The University of South Carolina (USC) finally complied with a 10-year-old request to add
sexual orientation to the school's nondiscrimination policy, reports the Free Times. The faculty
senate approved a resolution in 1993 asking then-USC president John Palms to implement the
policy change. In December 2001, the faculty senate again asked for the change—prompting
the introduction of a state bill that would ban state institutions from protecting gays and
lesbians. That bill failed. Last month, the university quietly instituted the policy change.
Last week's Federal Register officially revealed that three researchers associated with a
safe-sex study admitted to fabricating interviews, reports UPI. Three researchers at the
University of Maryland at Baltimore made up data about supposed interviews. The finished
report, published in the January 2003 journal Pediatrics, concluded that teens who attended
safe-sex educational sessions with their parents were less likely to engage in unsafe sexual
practices than were teens who attended sessions without their parents. The National
Institutes of Health says the fabrication was discovered two years ago and all of the
interviews from the three researchers in question were removed before the data were
published.
A new book about the National Football League (NFL) delves into the gay sex lives of NFL
players, reports the Nashville City Paper.

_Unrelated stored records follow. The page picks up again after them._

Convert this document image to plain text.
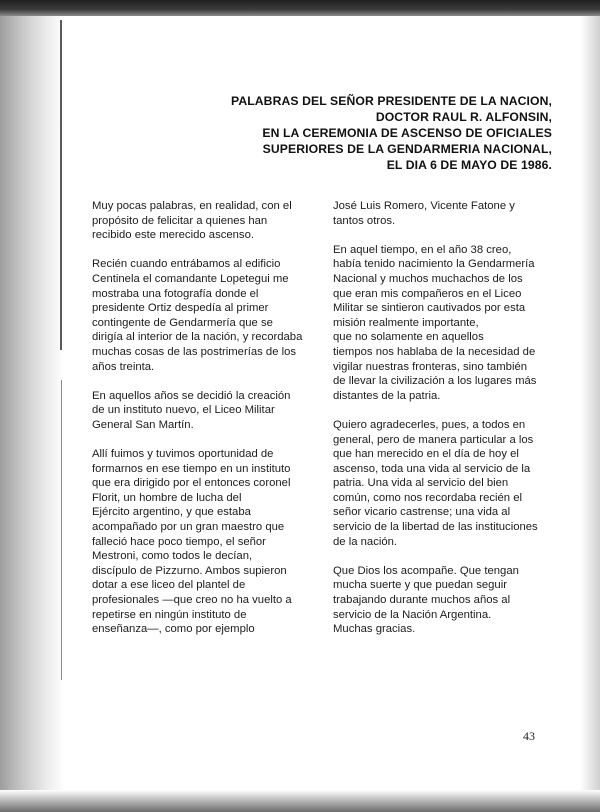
PALABRAS DEL SEÑOR PRESIDENTE DE LA NACION,
DOCTOR RAUL R. ALFONSIN,
EN LA CEREMONIA DE ASCENSO DE OFICIALES
SUPERIORES DE LA GENDARMERIA NACIONAL,
EL DIA 6 DE MAYO DE 1986.

Muy pocas palabras, en realidad, con el
propósito de felicitar a quienes han
recibido este merecido ascenso.

Recién cuando entrábamos al edificio
Centinela el comandante Lopetegui me
mostraba una fotografía donde el
presidente Ortiz despedía al primer
contingente de Gendarmería que se
dirigía al interior de la nación, y recordaba
muchas cosas de las postrimerías de los
años treinta.

En aquellos años se decidió la creación
de un instituto nuevo, el Liceo Militar
General San Martín.

Allí fuimos y tuvimos oportunidad de
formarnos en ese tiempo en un instituto
que era dirigido por el entonces coronel
Florit, un hombre de lucha del
Ejército argentino, y que estaba
acompañado por un gran maestro que
falleció hace poco tiempo, el señor
Mestroni, como todos le decían,
discípulo de Pizzurno. Ambos supieron
dotar a ese liceo del plantel de
profesionales —que creo no ha vuelto a
repetirse en ningún instituto de
enseñanza—, como por ejemplo

José Luis Romero, Vicente Fatone y
tantos otros.

En aquel tiempo, en el año 38 creo,
había tenido nacimiento la Gendarmería
Nacional y muchos muchachos de los
que eran mis compañeros en el Liceo
Militar se sintieron cautivados por esta
misión realmente importante,
que no solamente en aquellos
tiempos nos hablaba de la necesidad de
vigilar nuestras fronteras, sino también
de llevar la civilización a los lugares más
distantes de la patria.

Quiero agradecerles, pues, a todos en
general, pero de manera particular a los
que han merecido en el día de hoy el
ascenso, toda una vida al servicio de la
patria. Una vida al servicio del bien
común, como nos recordaba recién el
señor vicario castrense; una vida al
servicio de la libertad de las instituciones
de la nación.

Que Dios los acompañe. Que tengan
mucha suerte y que puedan seguir
trabajando durante muchos años al
servicio de la Nación Argentina.
Muchas gracias.

43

New York Times sports reporter Mike Freeman
touches on the standard football topics, but also talks to a current NFL player who admits to
being gay and says he's dated other NFL players. The player estimates that at least 10 percent
of the NFL is gay.
New Orleans Mayor Ray Nagin replaced his entire advisory committee on gay and lesbian
issues last week, one month after all the committee's previous members quit in protest over his
endorsement of the Republican candidate for governor, reports Associated Press.
The recent divorce granted in Woodbury County, Iowa, to two women in a case where the
couple received a civil union in Vermont is unlikely to be a landmark decision, a civil-rights lawyer told the Sioux City Journal.